Producer Ian Dalrymple made the movie for Alexander Korda's British Lion after a long association with the Rank Organisation. According to J. Arthur Rank's biographer, the movie "provided a particularly interesting example of the way Korda could help his directors in a way that Rank was not capable of doing; Ian Dalrymple showed him a rough cut and asked his advice, and they worked out an idea for re-takes which gave the film considerably more warmth."

==Reception==
===Critical===
Variety said "a commendable degree, of documentary fidelity has been established in this picturization of the escape of three prisoners of war from a German camp* The long and torturous period of preparation is faithfully recaptured. Inevitably, treatment rules out a fast-moving production, and although this won’t harm it as a boxoffice attraction at home, it may have a limiting appeal when it eventually reaches the US."

===Box office===
The film was the third most popular film at the British box office in 1950. According to Kinematograph Weekly the 'biggest winners' at the box office in 1950 Britain were The Blue Lamp, The Happiest Days of Your Life, Annie Get Your Gun, The Wooden Horse, Treasure Island and Odette, with "runners up" being Stage Fright, White Heat, They Were Not Divided, Trio, Morning Departure, Destination Moon, Sands of Iwo Jima, Little Women, The Forsythe Saga, Father of the Bride, Neptune's Daughter, The Dancing Years, The Red Light, Rogues of Sherwood Forest, Fancy Pants, Copper Canyon, State Secret, The Cure for Love, My Foolish Heart, Stromboli, Cheaper by the Dozen, Pinky, Three Came Home, Broken Arrow and Black Rose.

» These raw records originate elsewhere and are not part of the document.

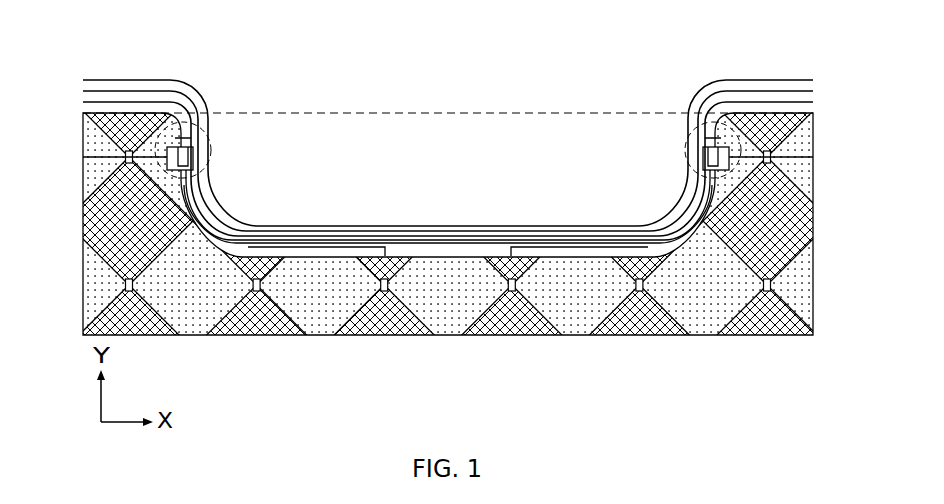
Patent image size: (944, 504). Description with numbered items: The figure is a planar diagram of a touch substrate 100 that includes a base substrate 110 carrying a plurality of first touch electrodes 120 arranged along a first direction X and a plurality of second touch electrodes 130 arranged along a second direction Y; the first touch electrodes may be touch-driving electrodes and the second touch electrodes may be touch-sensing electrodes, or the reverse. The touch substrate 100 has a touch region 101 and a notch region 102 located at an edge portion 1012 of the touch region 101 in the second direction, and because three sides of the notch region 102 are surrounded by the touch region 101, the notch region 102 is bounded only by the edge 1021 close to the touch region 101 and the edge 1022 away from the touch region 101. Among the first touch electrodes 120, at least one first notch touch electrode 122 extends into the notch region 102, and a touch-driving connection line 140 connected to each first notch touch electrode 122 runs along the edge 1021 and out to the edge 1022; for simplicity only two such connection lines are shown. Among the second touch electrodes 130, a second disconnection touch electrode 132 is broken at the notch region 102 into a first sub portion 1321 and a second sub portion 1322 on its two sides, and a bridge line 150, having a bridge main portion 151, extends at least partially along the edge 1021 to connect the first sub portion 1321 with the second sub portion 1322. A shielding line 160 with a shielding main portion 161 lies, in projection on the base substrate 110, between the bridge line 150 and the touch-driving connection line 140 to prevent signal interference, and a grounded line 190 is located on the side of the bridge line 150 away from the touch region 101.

The touch substrate 100 is at (448, 227).
The touch region 101 is at (448, 217).
The notch region 102 is at (264, 150).
The edge portion 1012 is at (448, 178).
The edge of the notch region close to the touch region 1021 is at (378, 335).
The edge of the notch region away from the touch region 1022 is at (408, 113).
The base substrate 110 is at (697, 26).
The first touch electrodes 120 is at (143, 335).
The first notch touch electrode 122 is at (267, 335).
The second touch electrodes 130 is at (497, 335).
The second disconnection touch electrode 132 is at (448, 99).
The first sub portion 1321 is at (98, 149).
The second sub portion 1322 is at (732, 140).
The touch-driving connection line 140 is at (315, 245).
The bridge line 150 is at (448, 169).
The bridge main portion 151 is at (400, 237).
The shielding line 160 is at (448, 192).
The shielding main portion 161 is at (253, 240).
The grounded line 190 is at (527, 225).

It led to a series of stories about POWs, including Albert R.N. (1953), The Colditz Story (1955), The One That Got Away (1957), The Camp on Blood Island (1958) and Danger Within (1959).

==Historical accuracy==

The Wooden Horse plan itself was previously thought to be conceived and entirely thought through by Williams and Michael Codner in equal measures. In Oliver Philpot's later book, The Stolen Journey, the author made it clear that he initially thought the plan was "crackers", telling its inventors "I give it a couple of days!" Nevertheless Philpot helped with the sand dispersal and later with the actual digging – at which point he was invited to take part in the escape.

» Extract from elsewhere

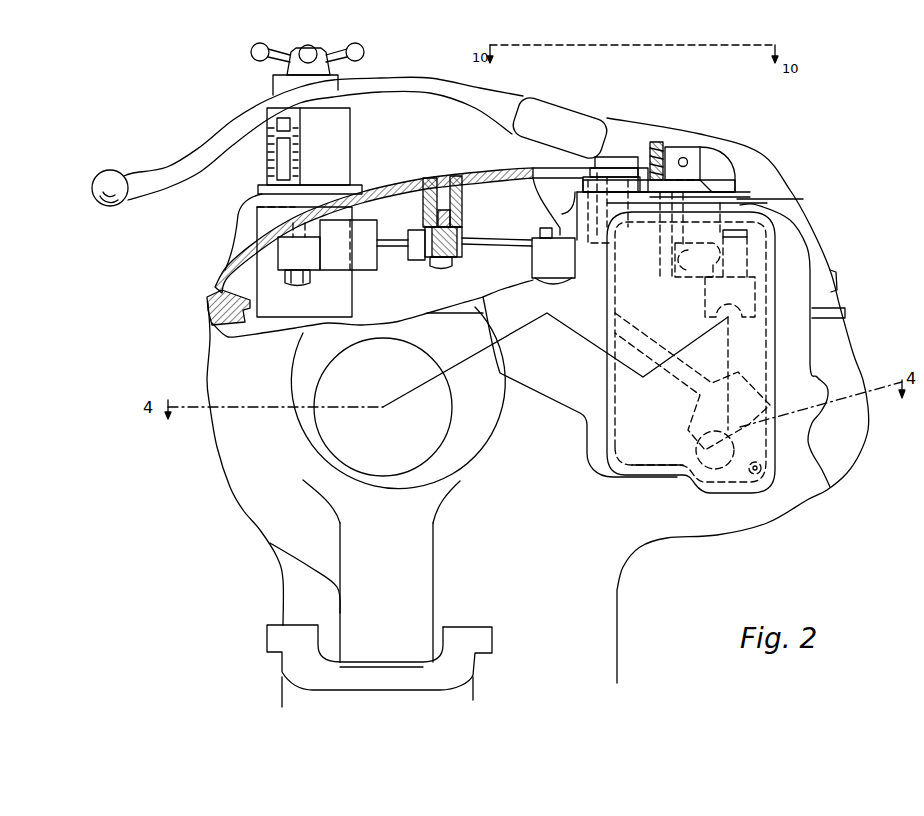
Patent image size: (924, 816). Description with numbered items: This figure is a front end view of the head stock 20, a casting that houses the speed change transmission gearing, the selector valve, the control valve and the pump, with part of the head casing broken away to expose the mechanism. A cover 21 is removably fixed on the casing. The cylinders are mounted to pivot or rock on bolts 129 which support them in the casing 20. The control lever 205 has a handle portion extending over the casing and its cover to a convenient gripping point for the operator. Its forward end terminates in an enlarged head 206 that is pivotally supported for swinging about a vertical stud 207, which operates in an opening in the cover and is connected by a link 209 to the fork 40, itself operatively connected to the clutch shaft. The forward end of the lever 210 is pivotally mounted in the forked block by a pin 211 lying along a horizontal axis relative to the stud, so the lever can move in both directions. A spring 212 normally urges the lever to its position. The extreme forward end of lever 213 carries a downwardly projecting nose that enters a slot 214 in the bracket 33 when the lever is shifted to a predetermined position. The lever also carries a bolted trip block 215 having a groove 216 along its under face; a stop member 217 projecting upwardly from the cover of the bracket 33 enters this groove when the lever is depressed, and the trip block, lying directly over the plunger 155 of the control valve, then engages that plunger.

However it has been argued that Flt Lt Dominic Bruce (the 'Medium Sized man') and Squadron Leader Peter Tunstall were the original innovators of the wooden-horse-escape technique. Along with Eustace Newborn and Peter Tunstall, Bruce came up with the escape plan now known as "the Swiss Red Cross Commission" at his previous camp (Oflag IX-A/H) at Spangenberg Castle. Tunstall wrote that in 1941, prior to him and Bruce planning an escape with the famed 'Swiss Red Cross Commission', he and Bruce had been digging an escape route with a wooden horse tunnel from inside the gymnasium, the wooden horse being placed roughly four feet from the wall that separated the gym from the moat. The digging was a very slow process. It required the removal of spoil, bricks and stonework and was aided by other prisoners distracting the guards. They were later joined by Douglas 'Sammy' Hoare and a syndicate who were promised a second go if they escaped undiscovered. Other members of this syndicate were also named as Harry Bewlay, John Milner and Eustace Newborn.

When Bruce and Tunstall noted the slow process they began examining the rest of the castle and left the digging to the other team involving Sammy Hoare. The tunnel almost reached completion but unfortunately the digging team got caught when a guard become suspicious at the large stones that were accumulating outside the gym. The guard called a search and found the escape tunnel. When the guards found the shaft they held an Appell and Hauptmann Schmidt confidently stated to the prisoners, "It is impossible to escape by tunnel or any other way."

This wooden horse gym escape tunnel was two years prior to the famed Sagan wooden horse escape. Tunstall stated that he would like to think some of the watchers and workers who helped on their original wooden horse escape may have mentioned it from time to time and would like to think that their idea contributed to the success of the effort at Sagan.